What is the status and purpose of the Guidance?
POCA requires a court to take account of industry guidance that has been approved by a Treasury minister when considering whether a person within the regulated sector has committed the offence of failing to report where that person knows, suspects, or has reasonable grounds for knowing or suspecting, that another person is engaged in money laundering.
Similarly, the Terrorism Act requires a court to take account of such approved industry guidance when considering whether a person within the financial sector has failed to report under that Act.
The ML Regulations also provide that a court must take account of similar industry guidance in determining whether a person or institution within the regulated sector has complied with any of the requirements of the ML Regulations.
When considering whether to take disciplinary action against an FSA-regulated firm in respect of a breach of the relevant provisions of SYSC, the FSA will have regard to whether a firm has followed relevant provisions in this guidance.
When considering whether to bring a criminal prosecution in relation to a breach of the ML Regulations, the FSA may also have regard to whether the person concerned has followed this guidance. The guidance will therefore be significant for individuals being prosecuted, or subject to regulatory action, in relation to their responsibility for firms' systems and controls and/or in relation to their personal actions: for example, why did they fail to disclose?

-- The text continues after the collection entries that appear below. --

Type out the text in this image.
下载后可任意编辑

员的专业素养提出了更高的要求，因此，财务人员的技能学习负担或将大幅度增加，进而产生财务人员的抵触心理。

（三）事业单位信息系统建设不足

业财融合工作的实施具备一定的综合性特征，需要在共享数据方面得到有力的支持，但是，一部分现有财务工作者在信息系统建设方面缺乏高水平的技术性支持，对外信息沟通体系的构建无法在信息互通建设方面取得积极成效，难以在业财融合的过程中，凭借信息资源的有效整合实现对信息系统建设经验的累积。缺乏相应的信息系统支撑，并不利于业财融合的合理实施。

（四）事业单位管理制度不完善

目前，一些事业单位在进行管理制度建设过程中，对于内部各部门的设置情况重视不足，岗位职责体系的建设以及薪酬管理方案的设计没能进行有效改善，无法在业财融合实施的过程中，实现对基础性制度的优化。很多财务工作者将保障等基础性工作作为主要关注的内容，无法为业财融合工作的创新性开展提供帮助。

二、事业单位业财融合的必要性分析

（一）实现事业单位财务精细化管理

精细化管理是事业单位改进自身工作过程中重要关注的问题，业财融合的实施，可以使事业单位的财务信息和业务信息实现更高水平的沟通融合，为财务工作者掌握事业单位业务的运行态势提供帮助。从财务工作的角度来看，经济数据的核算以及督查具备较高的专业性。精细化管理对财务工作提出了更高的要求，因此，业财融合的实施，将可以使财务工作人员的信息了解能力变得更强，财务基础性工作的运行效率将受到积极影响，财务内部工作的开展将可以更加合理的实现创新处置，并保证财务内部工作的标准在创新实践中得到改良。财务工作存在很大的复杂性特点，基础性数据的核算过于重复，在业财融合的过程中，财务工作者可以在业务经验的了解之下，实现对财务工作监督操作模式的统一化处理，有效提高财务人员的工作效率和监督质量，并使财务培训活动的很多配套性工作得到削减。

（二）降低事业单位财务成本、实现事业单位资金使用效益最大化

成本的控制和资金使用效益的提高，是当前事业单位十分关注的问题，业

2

The guidance provides a sound basis for firms to meet their legislative and regulatory obligations when tailored by firms to their particular business risk profile. Departures from good industry practice, and the rationale for so doing, should be documented, and may have to be justified, for example to the FSA.

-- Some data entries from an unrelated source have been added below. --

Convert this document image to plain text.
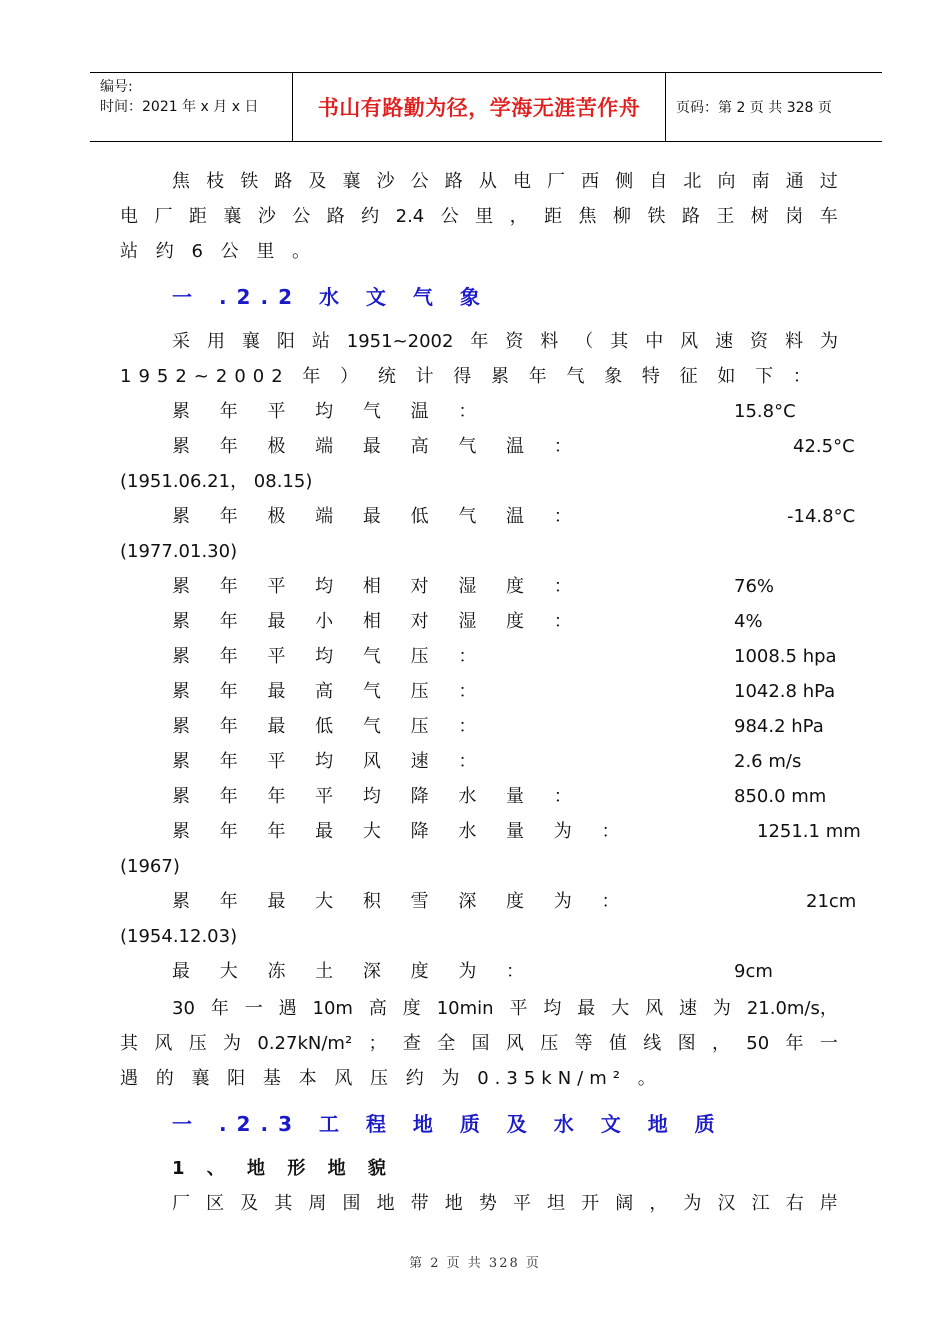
编号:
时间：2021 年 x 月 x 日	书山有路勤为径，学海无涯苦作舟	页码：第 2 页 共 328 页
焦 枝 铁 路 及 襄 沙 公 路 从 电 厂 西 侧 自 北 向 南 通 过
电 厂 距 襄 沙 公 路 约 2.4 公 里 ， 距 焦 柳 铁 路 王 树 岗 车
站 约 6 公 里 。
一 .2.2 水 文 气 象
采 用 襄 阳 站 1951~2002 年 资 料 （ 其 中 风 速 资 料 为
1952~2002 年 ） 统 计 得 累 年 气 象 特 征 如 下 ：
累 年 平 均 气 温 ：	15.8°C
累 年 极 端 最 高 气 温 ：	42.5°C
(1951.06.21， 08.15)
累 年 极 端 最 低 气 温 ：	-14.8°C
(1977.01.30)
累 年 平 均 相 对 湿 度 ：	76%
累 年 最 小 相 对 湿 度 ：	4%
累 年 平 均 气 压 ：	1008.5 hpa
累 年 最 高 气 压 ：	1042.8 hPa
累 年 最 低 气 压 ：	984.2 hPa
累 年 平 均 风 速 ：	2.6 m/s
累 年 年 平 均 降 水 量 ：	850.0 mm
累 年 年 最 大 降 水 量 为 ：	1251.1 mm
(1967)
累 年 最 大 积 雪 深 度 为 ：	21cm
(1954.12.03)
最 大 冻 土 深 度 为 ：	9cm
30 年 一 遇 10m 高 度 10min 平 均 最 大 风 速 为 21.0m/s，
其 风 压 为 0.27kN/m² ； 查 全 国 风 压 等 值 线 图 ， 50 年 一
遇 的 襄 阳 基 本 风 压 约 为 0.35kN/m² 。
一 .2.3 工 程 地 质 及 水 文 地 质
1 、 地 形 地 貌
厂 区 及 其 周 围 地 带 地 势 平 坦 开 阔 ， 为 汉 江 右 岸
第 2 页 共 328 页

The purpose of the Guidance is to:
- outline the legal and regulatory framework for AML/CTF requirements and systems across the financial services sector;
- interpret the requirements of the relevant law and regulations, and how they may be implemented in practice;
- indicate good industry practice in AML/CTF procedures through a proportionate, risk-based approach;
- assist firms to design and implement the systems and controls necessary to mitigate the risks of the firm being used in connection with money laundering and/or the financing of terrorism.